Tuning of the ionization potential of paddlewheel diruthenium(II, II) complexes with fluorine atoms on the benzoate ligands.

A series of paddlewheel diruthenium(ii, ii) complexes with various fluorine-substituted benzoate ligands were isolated as THF adducts and structurally characterized: [Ru(2)(F(x)PhCO(2))(4)(THF)(2)] (F(x)PhCO(2)(-) = o-fluorobenzoate, o-F; m-fluorobenzoate, m-F; p-fluorobenzoate, p-F; 2,6-difluorobenzoate, 2,6-F(2); 3,4-difluorobenzoate, 3,4-F(2); 3,5-difluorobenzoate, 3,5-F(2); 2,3,4-trifluorobenzoate, 2,3,4-F(3); 2,3,6-trifluorobenzoate, 2,3,6-F(3); 2,4,5-trifluorobenzoate, 2,4,5-F(3); 2,4,6-trifluorobenzoate, 2,4,6-F(3); 3,4,5-trifluorobenzoate, 3,4,5-F(3); 2,3,4,5-tetrafluorobenzoate, 2,3,4,5-F(4); 2,3,5,6-tetrafluorobenzoate, 2,3,5,6-F(4); pentafluorobenzoate, F(5)).
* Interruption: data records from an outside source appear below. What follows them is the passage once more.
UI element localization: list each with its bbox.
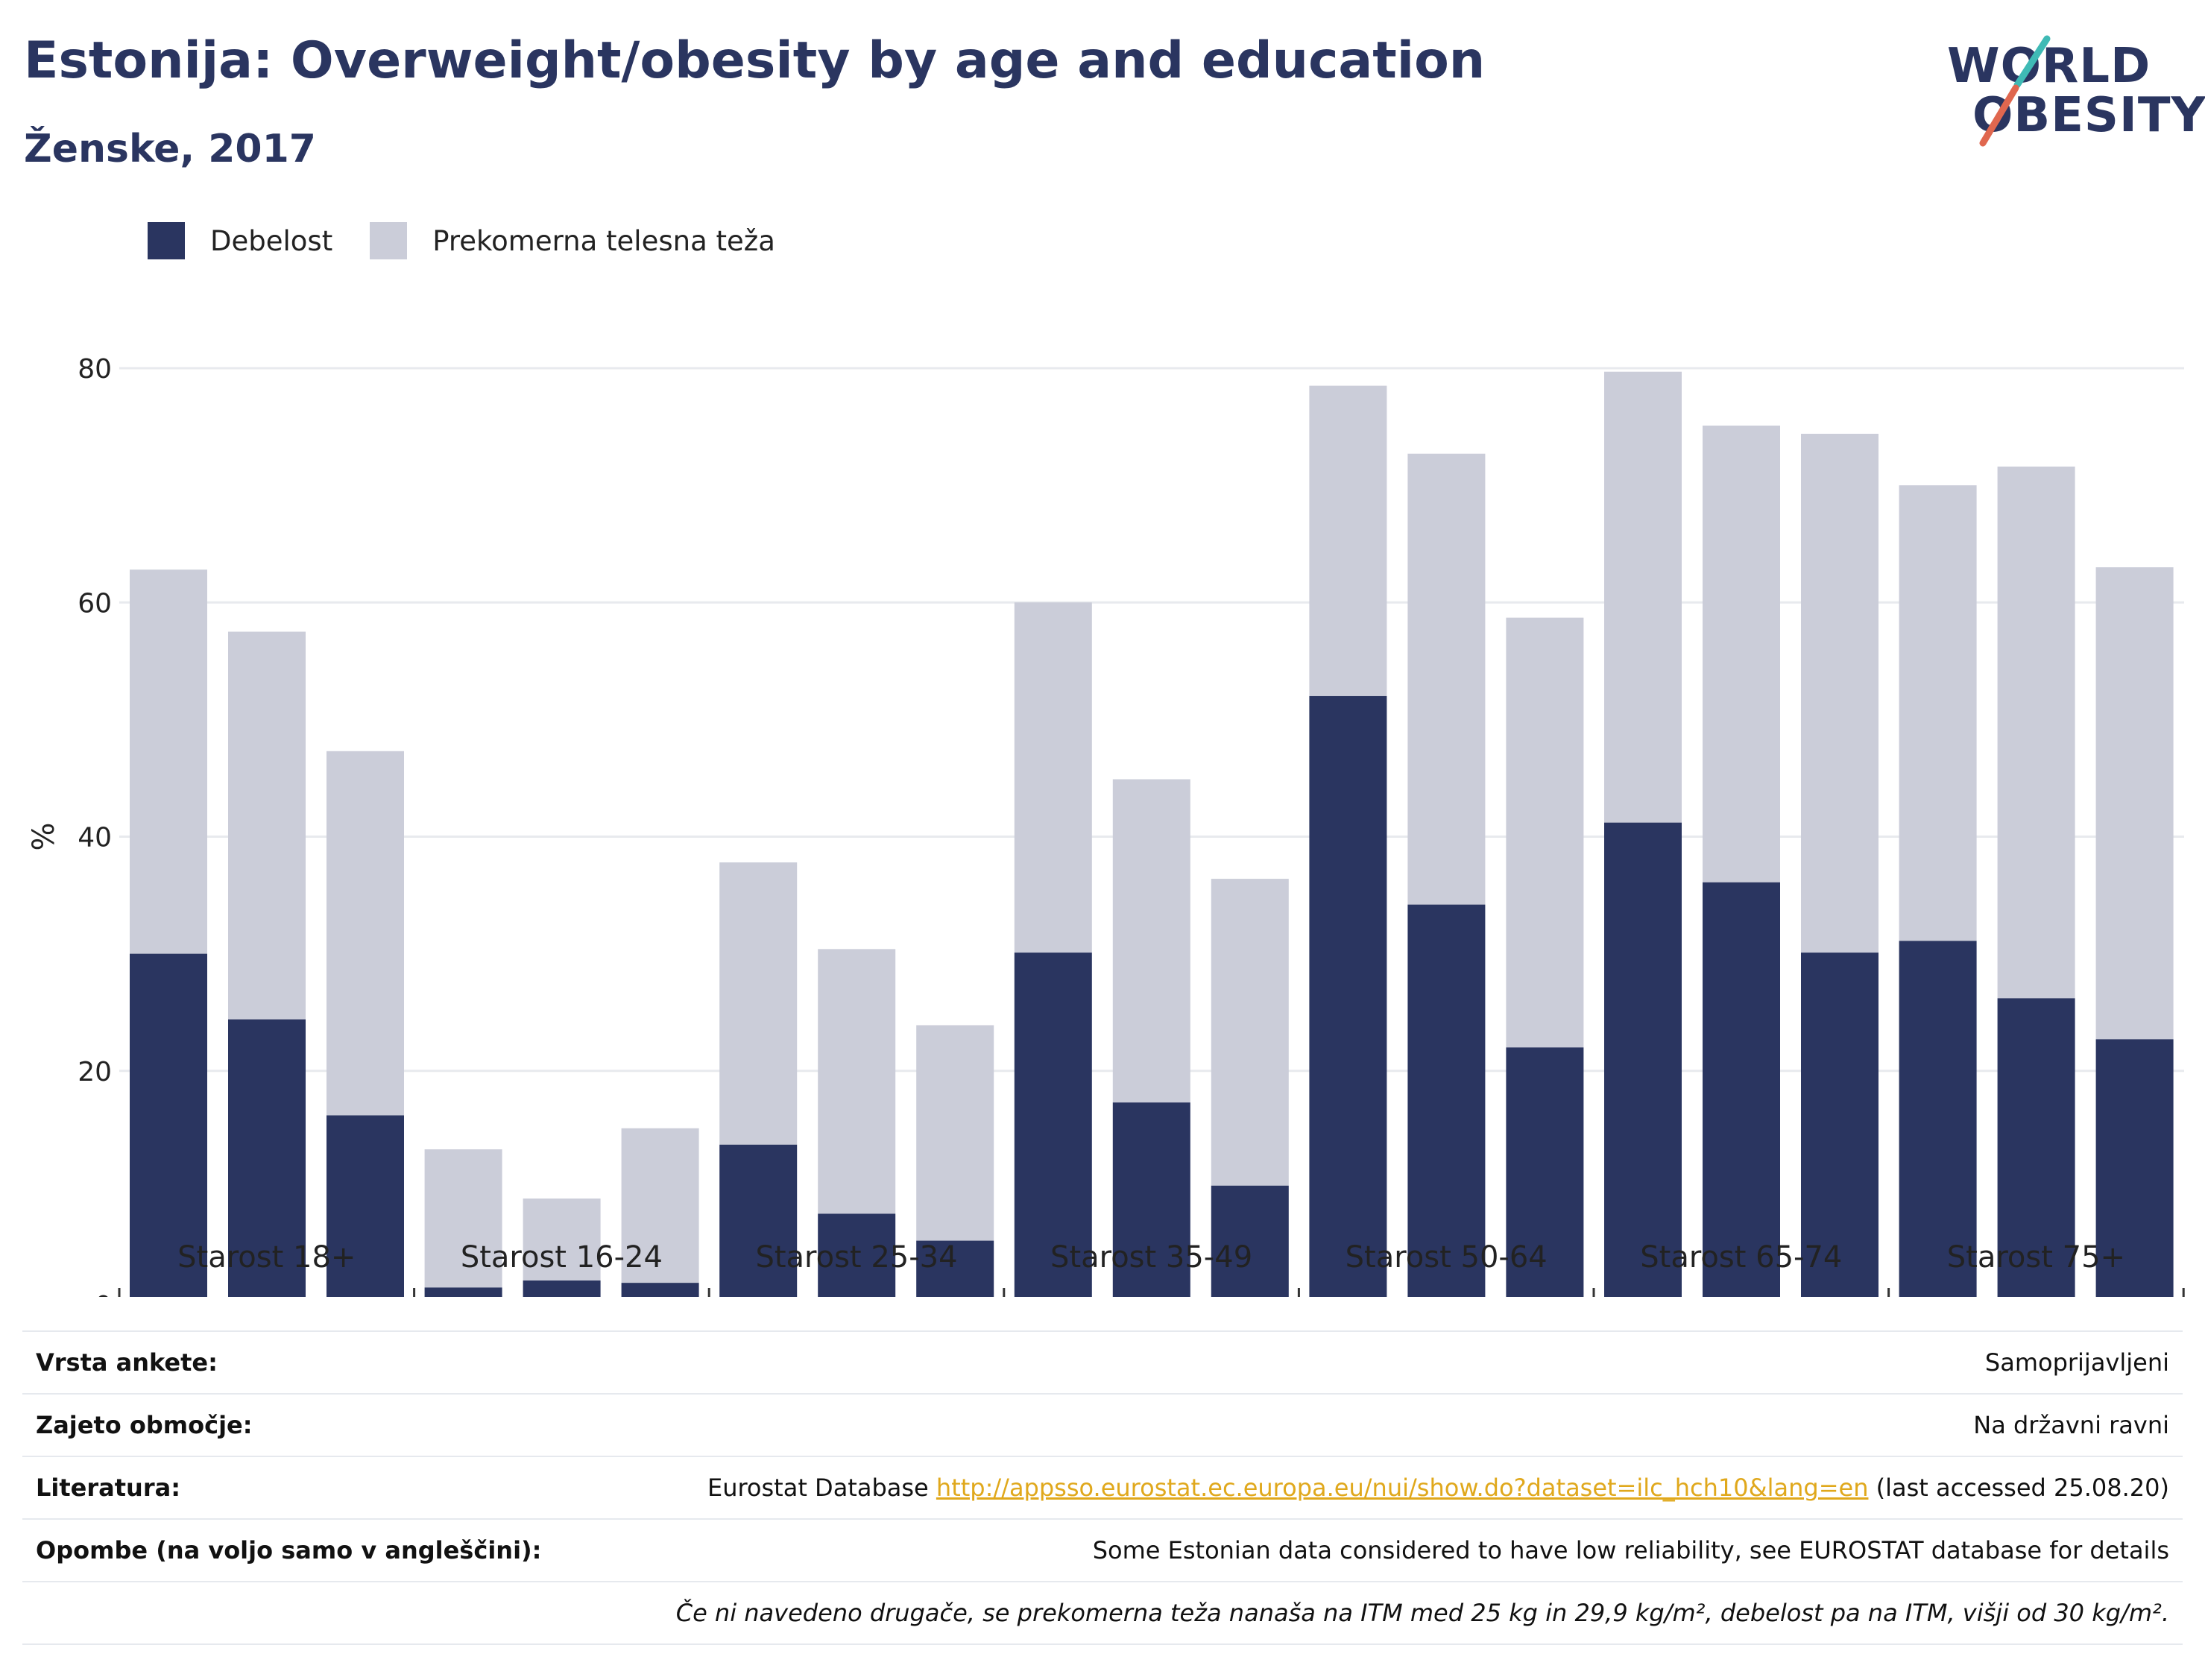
legend-item-obesity: Debelost [148, 222, 332, 259]
bar-overweight [424, 1149, 502, 1288]
bar-overweight [1309, 385, 1387, 696]
bar-obesity [1211, 1185, 1289, 1297]
bar-obesity [523, 1280, 601, 1297]
coverage-value: Na državni ravni [1973, 1411, 2169, 1439]
bar-obesity [1309, 695, 1387, 1297]
info-row-survey: Vrsta ankete: Samoprijavljeni [22, 1330, 2183, 1393]
logo-slash-icon [1979, 35, 2051, 147]
bar-obesity [1506, 1047, 1584, 1297]
bar-overweight [1407, 453, 1486, 905]
logo-line-1: WORLD [1947, 39, 2151, 94]
literature-suffix: (last accessed 25.08.20) [1868, 1474, 2169, 1502]
info-row-notes: Opombe (na voljo samo v angleščini): Som… [22, 1518, 2183, 1581]
group-label: Starost 25-34 [755, 1240, 957, 1275]
bar-overweight [719, 862, 798, 1145]
bar-overweight [1211, 879, 1289, 1186]
group-label: Starost 75+ [1947, 1240, 2125, 1275]
info-row-definition: Če ni navedeno drugače, se prekomerna te… [22, 1581, 2183, 1645]
bar-overweight [2095, 567, 2174, 1040]
bar-obesity [818, 1213, 896, 1297]
y-tick-label: 0 [95, 1291, 112, 1297]
bar-overweight [621, 1128, 699, 1283]
stacked-bar-chart: 020406080%0.–2. stopnja3.–4. stopnja5.–8… [27, 354, 2185, 1297]
bar-obesity [1112, 1102, 1190, 1297]
legend-label-obesity: Debelost [210, 224, 333, 257]
bar-obesity [621, 1283, 699, 1297]
literature-label: Literatura: [36, 1474, 180, 1502]
bar-overweight [523, 1199, 601, 1281]
bar-obesity [1997, 998, 2075, 1297]
bar-overweight [1014, 602, 1092, 953]
bar-obesity [2095, 1039, 2174, 1297]
legend: Debelost Prekomerna telesna teža [148, 221, 813, 261]
y-tick-label: 60 [78, 588, 112, 619]
group-label: Starost 65-74 [1640, 1240, 1842, 1275]
info-row-coverage: Zajeto območje: Na državni ravni [22, 1393, 2183, 1456]
coverage-label: Zajeto območje: [36, 1411, 253, 1439]
y-tick-label: 40 [78, 823, 112, 853]
bar-overweight [1899, 485, 1977, 941]
group-label: Starost 35-49 [1050, 1240, 1252, 1275]
literature-link[interactable]: http://appsso.eurostat.ec.europa.eu/nui/… [936, 1474, 1869, 1502]
bar-overweight [1604, 371, 1682, 823]
bar-obesity [719, 1144, 798, 1297]
group-label: Starost 50-64 [1346, 1240, 1548, 1275]
bar-obesity [916, 1240, 994, 1297]
legend-swatch-obesity [148, 222, 185, 259]
bar-obesity [1014, 953, 1092, 1297]
bar-overweight [228, 631, 306, 1020]
bar-overweight [1997, 466, 2075, 999]
literature-value: Eurostat Database http://appsso.eurostat… [707, 1474, 2169, 1502]
notes-value: Some Estonian data considered to have lo… [1092, 1536, 2169, 1564]
world-obesity-logo: WORLD OBESITY [1938, 30, 2205, 157]
group-label: Starost 16-24 [461, 1240, 663, 1275]
legend-item-overweight: Prekomerna telesna teža [370, 222, 775, 259]
bar-obesity [424, 1287, 502, 1297]
bar-obesity [1407, 904, 1486, 1297]
bar-overweight [1112, 779, 1190, 1103]
bar-obesity [327, 1115, 404, 1297]
bar-overweight [1703, 425, 1780, 882]
bar-overweight [1801, 433, 1878, 953]
info-table: Vrsta ankete: Samoprijavljeni Zajeto obm… [22, 1330, 2183, 1645]
legend-label-overweight: Prekomerna telesna teža [432, 224, 775, 257]
bar-obesity [1899, 941, 1977, 1297]
y-tick-label: 80 [78, 354, 112, 385]
legend-swatch-overweight [370, 222, 408, 259]
chart-title: Estonija: Overweight/obesity by age and … [24, 31, 1486, 90]
bar-overweight [818, 949, 896, 1214]
bar-overweight [1506, 617, 1584, 1048]
bar-obesity [228, 1019, 306, 1297]
y-tick-label: 20 [78, 1057, 112, 1087]
bar-obesity [130, 953, 207, 1297]
literature-prefix: Eurostat Database [707, 1474, 936, 1502]
definition-note: Če ni navedeno drugače, se prekomerna te… [675, 1599, 2169, 1627]
bar-overweight [916, 1025, 994, 1241]
bar-obesity [1604, 822, 1682, 1297]
info-row-literature: Literatura: Eurostat Database http://app… [22, 1456, 2183, 1518]
bar-overweight [327, 751, 404, 1116]
notes-label: Opombe (na voljo samo v angleščini): [36, 1536, 542, 1564]
chart-subtitle: Ženske, 2017 [24, 127, 316, 171]
bar-obesity [1801, 953, 1878, 1297]
survey-label: Vrsta ankete: [36, 1348, 218, 1377]
y-axis-label: % [27, 822, 61, 850]
bar-obesity [1703, 882, 1780, 1297]
group-label: Starost 18+ [177, 1240, 356, 1275]
bar-overweight [130, 569, 207, 954]
survey-value: Samoprijavljeni [1984, 1348, 2169, 1377]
By adding fluorine atoms on the benzoate ligands, it was possible to tune the redox potential (E(1/2)) for [Ru(2)(II,II)]/[Ru(2)(II,III)](+) over a wide range of potentials from -40 mV to 350 mV (vs. Ag/Ag(+) in THF). 2,3,6-F(3), 2,3,4,5-F(4), 2,3,5,6-F(4) and F(5) were relatively air-stable compounds even though they are [Ru(2)(II,II)] species. The redox potential in THF was dependent on an electronic effect rather than on a structural (steric) effect of the o-F atoms, although more than one substituent in the m- and p-positions shifted E(1/2) to higher potentials in relation to the general Hammett equation. A quasi-Hammett parameter for an o-F atom (σ(o)) was estimated to be ∼0.2, and a plot of E(1/2)vs. a sum of Hammett parameters including σ(o) was linear. In addition, the HOMO energy levels, which was calculated based on atomic coordinates of solid-state structures, as well as the redox potential were affected by adding F atoms. Nevertheless, a steric contribution stabilizing their static structures in the solid state was present in addition to the electronic effect. On the basis of the electronic effect, the redox potential of these complexes is correlated to the HOMO energy level, and the electronic effect of F atoms is the main factor controlling the ionization potential of the complexes with ligands free from the rotational constraint, i.e. complexes in solution.